Demand and pricing for Cessna Aircraft business jets remain weak, but Cessna seems poised for an upturn over the next two years, according to an analyst’s report released Monday.
Leading key indicators for future demand look good, wrote Cowen and Co. analyst Cai von Rumohr in the report.
Corporate profits, the stock market and consumer confidence are trending up and the used aircraft market for Cessna jets is improving, he wrote.
Von Rumohr estimates that Cessna will deliver 139 business jets this year, a 68 percent drop from a peak in 2008 and a decline from 2012.
Still, Cessna may be able to hit its target of a “near breakeven” year, if it receives certification of the Citation M2 and Citation Sovereign and begins deliveries in December as expected, von Rumohr wrote in an analyst report.
The company turned in a $81 million loss for the first nine months of 2013, compared to a profit of $59 million for the same time a year ago.
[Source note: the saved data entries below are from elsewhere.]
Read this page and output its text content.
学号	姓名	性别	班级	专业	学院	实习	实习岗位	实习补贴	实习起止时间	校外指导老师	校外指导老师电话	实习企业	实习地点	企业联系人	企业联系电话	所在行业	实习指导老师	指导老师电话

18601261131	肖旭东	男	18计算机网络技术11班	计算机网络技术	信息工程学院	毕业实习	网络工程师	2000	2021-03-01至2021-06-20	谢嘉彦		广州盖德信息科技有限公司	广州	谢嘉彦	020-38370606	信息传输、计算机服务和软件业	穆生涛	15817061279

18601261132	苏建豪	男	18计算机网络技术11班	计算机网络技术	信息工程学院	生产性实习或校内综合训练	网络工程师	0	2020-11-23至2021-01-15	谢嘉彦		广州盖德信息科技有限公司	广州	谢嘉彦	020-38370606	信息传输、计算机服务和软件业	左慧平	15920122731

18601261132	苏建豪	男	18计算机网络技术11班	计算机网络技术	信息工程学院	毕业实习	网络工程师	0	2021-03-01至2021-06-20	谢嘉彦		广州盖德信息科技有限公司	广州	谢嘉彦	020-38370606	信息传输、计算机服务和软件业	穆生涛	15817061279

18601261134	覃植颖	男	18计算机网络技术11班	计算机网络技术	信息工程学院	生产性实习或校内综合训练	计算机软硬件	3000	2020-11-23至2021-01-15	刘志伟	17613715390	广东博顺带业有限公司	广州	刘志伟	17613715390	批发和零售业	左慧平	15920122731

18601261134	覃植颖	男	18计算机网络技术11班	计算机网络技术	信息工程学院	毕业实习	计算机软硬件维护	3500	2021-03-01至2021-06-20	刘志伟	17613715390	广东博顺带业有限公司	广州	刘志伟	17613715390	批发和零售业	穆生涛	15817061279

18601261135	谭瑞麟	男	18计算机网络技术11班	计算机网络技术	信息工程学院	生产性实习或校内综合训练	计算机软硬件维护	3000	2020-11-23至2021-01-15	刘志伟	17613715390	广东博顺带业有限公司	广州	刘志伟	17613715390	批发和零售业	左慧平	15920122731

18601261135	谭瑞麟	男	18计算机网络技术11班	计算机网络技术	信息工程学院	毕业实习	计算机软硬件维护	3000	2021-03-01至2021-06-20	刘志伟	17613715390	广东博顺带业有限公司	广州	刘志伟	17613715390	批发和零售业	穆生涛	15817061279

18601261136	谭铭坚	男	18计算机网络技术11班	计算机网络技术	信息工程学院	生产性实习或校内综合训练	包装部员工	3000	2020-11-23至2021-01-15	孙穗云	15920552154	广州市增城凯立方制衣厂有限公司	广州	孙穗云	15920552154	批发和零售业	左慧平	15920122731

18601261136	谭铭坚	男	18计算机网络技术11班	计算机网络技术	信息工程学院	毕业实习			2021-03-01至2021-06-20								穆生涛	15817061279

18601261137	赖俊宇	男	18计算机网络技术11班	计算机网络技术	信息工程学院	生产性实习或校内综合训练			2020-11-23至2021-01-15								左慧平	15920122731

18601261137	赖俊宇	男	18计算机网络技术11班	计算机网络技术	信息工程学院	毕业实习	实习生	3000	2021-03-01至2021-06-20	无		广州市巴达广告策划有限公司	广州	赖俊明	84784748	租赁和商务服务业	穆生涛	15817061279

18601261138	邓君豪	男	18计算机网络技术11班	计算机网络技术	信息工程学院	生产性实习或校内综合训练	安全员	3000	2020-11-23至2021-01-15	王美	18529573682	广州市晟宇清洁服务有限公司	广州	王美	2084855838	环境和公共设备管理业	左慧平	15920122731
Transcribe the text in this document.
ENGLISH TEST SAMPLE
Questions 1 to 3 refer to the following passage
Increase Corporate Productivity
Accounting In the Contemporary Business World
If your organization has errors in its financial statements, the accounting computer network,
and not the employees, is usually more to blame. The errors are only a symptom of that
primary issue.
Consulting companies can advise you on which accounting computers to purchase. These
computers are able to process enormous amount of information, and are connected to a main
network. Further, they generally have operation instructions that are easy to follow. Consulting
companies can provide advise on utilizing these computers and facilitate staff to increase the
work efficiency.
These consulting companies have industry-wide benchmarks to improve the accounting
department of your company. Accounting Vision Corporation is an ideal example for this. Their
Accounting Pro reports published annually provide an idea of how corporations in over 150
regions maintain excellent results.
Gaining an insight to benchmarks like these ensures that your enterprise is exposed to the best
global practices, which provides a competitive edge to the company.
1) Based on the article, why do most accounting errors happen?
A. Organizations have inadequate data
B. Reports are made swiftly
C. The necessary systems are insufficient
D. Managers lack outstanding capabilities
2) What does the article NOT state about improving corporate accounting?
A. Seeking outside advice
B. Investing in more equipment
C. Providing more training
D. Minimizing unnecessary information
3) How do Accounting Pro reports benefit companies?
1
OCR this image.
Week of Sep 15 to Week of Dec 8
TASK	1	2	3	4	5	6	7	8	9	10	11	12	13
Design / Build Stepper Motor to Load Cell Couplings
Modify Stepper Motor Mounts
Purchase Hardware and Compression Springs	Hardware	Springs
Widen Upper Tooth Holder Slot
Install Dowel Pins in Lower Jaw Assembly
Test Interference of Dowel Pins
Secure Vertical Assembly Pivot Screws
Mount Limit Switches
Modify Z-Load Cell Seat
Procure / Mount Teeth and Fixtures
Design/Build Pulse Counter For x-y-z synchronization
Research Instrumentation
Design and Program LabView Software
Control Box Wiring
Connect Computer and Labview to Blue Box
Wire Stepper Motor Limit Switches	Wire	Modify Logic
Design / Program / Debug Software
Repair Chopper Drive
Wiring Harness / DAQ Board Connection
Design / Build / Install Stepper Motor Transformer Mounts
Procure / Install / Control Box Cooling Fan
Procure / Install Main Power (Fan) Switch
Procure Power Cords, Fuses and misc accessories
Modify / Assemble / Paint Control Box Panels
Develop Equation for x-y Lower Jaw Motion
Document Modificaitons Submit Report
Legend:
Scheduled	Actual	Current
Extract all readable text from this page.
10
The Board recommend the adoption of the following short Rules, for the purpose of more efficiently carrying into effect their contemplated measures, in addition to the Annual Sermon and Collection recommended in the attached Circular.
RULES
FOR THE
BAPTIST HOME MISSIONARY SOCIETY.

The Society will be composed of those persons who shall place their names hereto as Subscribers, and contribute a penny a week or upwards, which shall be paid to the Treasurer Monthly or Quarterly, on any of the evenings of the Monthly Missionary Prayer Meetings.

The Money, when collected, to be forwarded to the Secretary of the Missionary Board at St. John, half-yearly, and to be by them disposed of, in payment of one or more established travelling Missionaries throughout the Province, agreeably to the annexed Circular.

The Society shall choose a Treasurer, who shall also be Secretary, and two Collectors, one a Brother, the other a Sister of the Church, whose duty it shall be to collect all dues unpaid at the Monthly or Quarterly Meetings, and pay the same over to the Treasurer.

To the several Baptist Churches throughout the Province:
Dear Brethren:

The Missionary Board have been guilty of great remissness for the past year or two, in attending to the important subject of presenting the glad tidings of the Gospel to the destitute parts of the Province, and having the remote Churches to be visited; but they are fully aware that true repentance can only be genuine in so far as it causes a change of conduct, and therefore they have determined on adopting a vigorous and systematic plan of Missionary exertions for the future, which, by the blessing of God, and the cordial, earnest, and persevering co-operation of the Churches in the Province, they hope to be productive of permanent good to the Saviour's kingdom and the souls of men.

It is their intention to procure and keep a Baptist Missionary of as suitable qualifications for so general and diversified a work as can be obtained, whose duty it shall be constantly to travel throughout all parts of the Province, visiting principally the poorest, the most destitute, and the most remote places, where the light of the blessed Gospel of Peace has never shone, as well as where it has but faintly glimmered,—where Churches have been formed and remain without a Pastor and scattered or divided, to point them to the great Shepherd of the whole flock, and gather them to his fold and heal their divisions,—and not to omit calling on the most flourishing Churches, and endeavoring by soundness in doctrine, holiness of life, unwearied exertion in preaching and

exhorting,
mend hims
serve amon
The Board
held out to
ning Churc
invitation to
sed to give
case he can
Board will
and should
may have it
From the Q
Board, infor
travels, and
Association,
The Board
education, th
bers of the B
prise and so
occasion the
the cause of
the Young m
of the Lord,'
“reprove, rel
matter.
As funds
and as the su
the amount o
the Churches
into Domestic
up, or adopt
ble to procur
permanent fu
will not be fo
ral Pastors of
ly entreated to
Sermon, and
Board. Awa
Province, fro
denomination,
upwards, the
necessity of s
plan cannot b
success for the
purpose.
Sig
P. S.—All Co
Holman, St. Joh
Demand for small and midsize business jets fell during the economic downturn and continues to be weak, von Rumohr wrote.
For Cessna, the downturn and other factors created a “perfect storm,” he said.
Besides demand, Cessna also was affected by an extended transition in product upgrades, certification delays, previous price cuts on upcoming new models, a drop in demand from the foreign market, anti-business jet rhetoric from President Obama, and Cessna’s exit from its fractional ownership business, he said.
“Recovery from (the) ‘perfect storm’ low offers big Cessna upside in 2014 to 2015,” von Rumohr wrote.
In 2014, Cessna will benefit from full-year deliveries of its Citation M2 and upgraded models of its Citation Sovereign and Citation X, he wrote.
“Assuming a gradual lift in the economy, we look for 2014 to recover to 187 (business jets) or comparable to 2012’s level,” von Rumohr wrote. “We project a further rebound to 248 (business jets) in 2015.”